Court convicts three for oil subsidy theft, suspect faints in the dock

High Court

High Court

Justice Lateefa Okunnu of a Lagos High Court sitting in Ikeja has convicted Walter Wagbatsoma, Adaoha Ugo-Nnadi, and their company Ontario Oil and Gas on an eight count amended charge of fuel subsidy fraud.

The presiding judge found them guilty on each of the eight counts slammed against them by the Economic and Financial Crimes Commission (EFCC).
The third defendant, Petroleum Product Pricing Regulating Agency (PPRA) representative, Babafemi Fakuade was discharged and acquitted.

The EFCC alleged that the duo and the oil company on July 7, 2010 obtained the sum of N1.9 billion by false pretence from the Federal Government purporting the money to be subsidy payable to Ontario Oil and Gas Nigeria Limited.

Meanwhile, at the resumed hearing after the judge stand down for allocutus plea of the defence, the second defendant, Ugo-Ndagi slumped and fainted in the dock.

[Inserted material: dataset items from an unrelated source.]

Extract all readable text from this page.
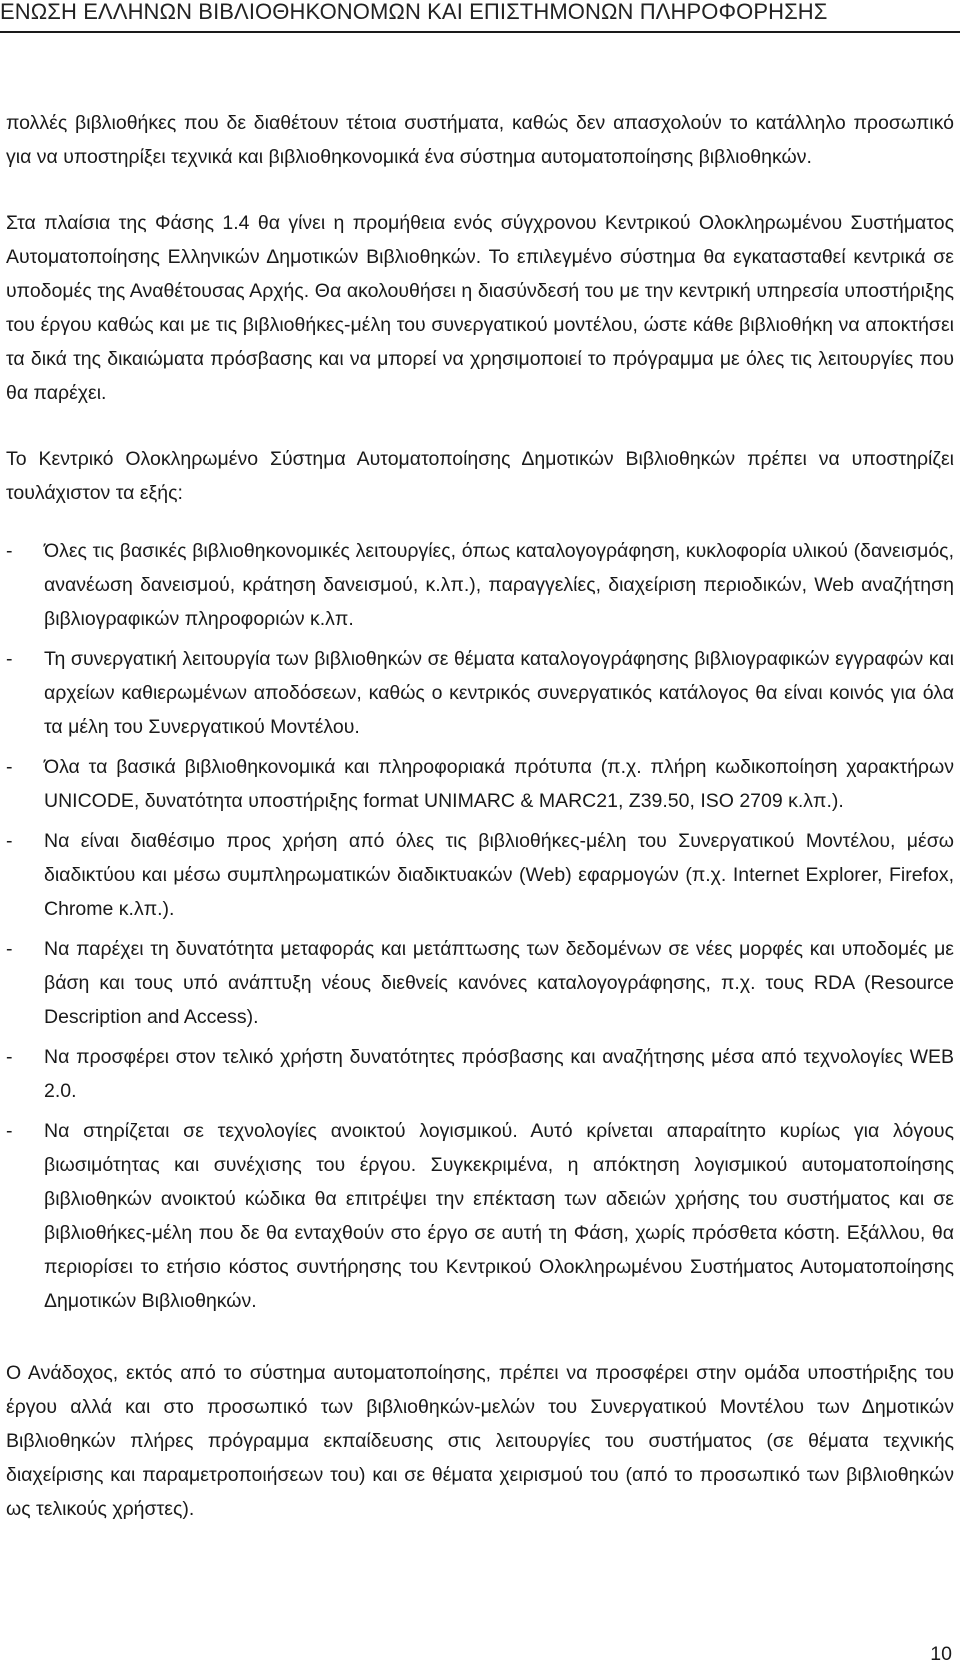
ΕΝΩΣΗ ΕΛΛΗΝΩΝ ΒΙΒΛΙΟΘΗΚΟΝΟΜΩΝ ΚΑΙ ΕΠΙΣΤΗΜΟΝΩΝ ΠΛΗΡΟΦΟΡΗΣΗΣ

πολλές βιβλιοθήκες που δε διαθέτουν τέτοια συστήματα, καθώς δεν απασχολούν το κατάλληλο προσωπικό για να υποστηρίξει τεχνικά και βιβλιοθηκονομικά ένα σύστημα αυτοματοποίησης βιβλιοθηκών.

Στα πλαίσια της Φάσης 1.4 θα γίνει η προμήθεια ενός σύγχρονου Κεντρικού Ολοκληρωμένου Συστήματος Αυτοματοποίησης Ελληνικών Δημοτικών Βιβλιοθηκών. Το επιλεγμένο σύστημα θα εγκατασταθεί κεντρικά σε υποδομές της Αναθέτουσας Αρχής. Θα ακολουθήσει η διασύνδεσή του με την κεντρική υπηρεσία υποστήριξης του έργου καθώς και με τις βιβλιοθήκες-μέλη του συνεργατικού μοντέλου, ώστε κάθε βιβλιοθήκη να αποκτήσει τα δικά της δικαιώματα πρόσβασης και να μπορεί να χρησιμοποιεί το πρόγραμμα με όλες τις λειτουργίες που θα παρέχει.

Το Κεντρικό Ολοκληρωμένο Σύστημα Αυτοματοποίησης Δημοτικών Βιβλιοθηκών πρέπει να υποστηρίζει τουλάχιστον τα εξής:

- Όλες τις βασικές βιβλιοθηκονομικές λειτουργίες, όπως καταλογογράφηση, κυκλοφορία υλικού (δανεισμός, ανανέωση δανεισμού, κράτηση δανεισμού, κ.λπ.), παραγγελίες, διαχείριση περιοδικών, Web αναζήτηση βιβλιογραφικών πληροφοριών κ.λπ.
- Τη συνεργατική λειτουργία των βιβλιοθηκών σε θέματα καταλογογράφησης βιβλιογραφικών εγγραφών και αρχείων καθιερωμένων αποδόσεων, καθώς ο κεντρικός συνεργατικός κατάλογος θα είναι κοινός για όλα τα μέλη του Συνεργατικού Μοντέλου.
- Όλα τα βασικά βιβλιοθηκονομικά και πληροφοριακά πρότυπα (π.χ. πλήρη κωδικοποίηση χαρακτήρων UNICODE, δυνατότητα υποστήριξης format UNIMARC & MARC21, Z39.50, ISO 2709 κ.λπ.).
- Να είναι διαθέσιμο προς χρήση από όλες τις βιβλιοθήκες-μέλη του Συνεργατικού Μοντέλου, μέσω διαδικτύου και μέσω συμπληρωματικών διαδικτυακών (Web) εφαρμογών (π.χ. Internet Explorer, Firefox, Chrome κ.λπ.).
- Να παρέχει τη δυνατότητα μεταφοράς και μετάπτωσης των δεδομένων σε νέες μορφές και υποδομές με βάση και τους υπό ανάπτυξη νέους διεθνείς κανόνες καταλογογράφησης, π.χ. τους RDA (Resource Description and Access).
- Να προσφέρει στον τελικό χρήστη δυνατότητες πρόσβασης και αναζήτησης μέσα από τεχνολογίες WEB 2.0.
- Να στηρίζεται σε τεχνολογίες ανοικτού λογισμικού. Αυτό κρίνεται απαραίτητο κυρίως για λόγους βιωσιμότητας και συνέχισης του έργου. Συγκεκριμένα, η απόκτηση λογισμικού αυτοματοποίησης βιβλιοθηκών ανοικτού κώδικα θα επιτρέψει την επέκταση των αδειών χρήσης του συστήματος και σε βιβλιοθήκες-μέλη που δε θα ενταχθούν στο έργο σε αυτή τη Φάση, χωρίς πρόσθετα κόστη. Εξάλλου, θα περιορίσει το ετήσιο κόστος συντήρησης του Κεντρικού Ολοκληρωμένου Συστήματος Αυτοματοποίησης Δημοτικών Βιβλιοθηκών.

Ο Ανάδοχος, εκτός από το σύστημα αυτοματοποίησης, πρέπει να προσφέρει στην ομάδα υποστήριξης του έργου αλλά και στο προσωπικό των βιβλιοθηκών-μελών του Συνεργατικού Μοντέλου των Δημοτικών Βιβλιοθηκών πλήρες πρόγραμμα εκπαίδευσης στις λειτουργίες του συστήματος (σε θέματα τεχνικής διαχείρισης και παραμετροποιήσεων του) και σε θέματα χειρισμού του (από το προσωπικό των βιβλιοθηκών ως τελικούς χρήστες).

10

Justice Okunnu therefore deferred the sentencing of the convicts till Monday January 16, 2017.

While delivering Okunnu held that the convicts defrauded the Federal Government of N754million in oil subsidy transactions totalling N1.7billion.
While acquitting Fakuade, Okunnu said “The case before the third defendant is that he helped in forging the Shore Quality Certificate, what I see before me is that he only signed the document while acting in his capacity as an PPRA official.

“It is not right in criminal cases to infer guilt without concrete evidence, there is no proof that he was aware that the documents were false. The prosecution has not been able to prove the case of forgery against the third defendant.

However, in his allocutus, counsel to Ugo-Ngadi, Mr Edoka Onyeke urged the court to temper justice with mercy.

“The second defendant has health challenges, in the course of the trial she has had cause to visit doctors abroad to take care of her health issues as the health care system in Nigeria is poor.

In his response, EFCC counsel, Mr Rotimi Jacob (SAN) requested for a stiff sentence. “A custodial sentence will be sending a wrong signal to the public that the rich cannot go to prison and will be a hindrance to our fight against corruption”.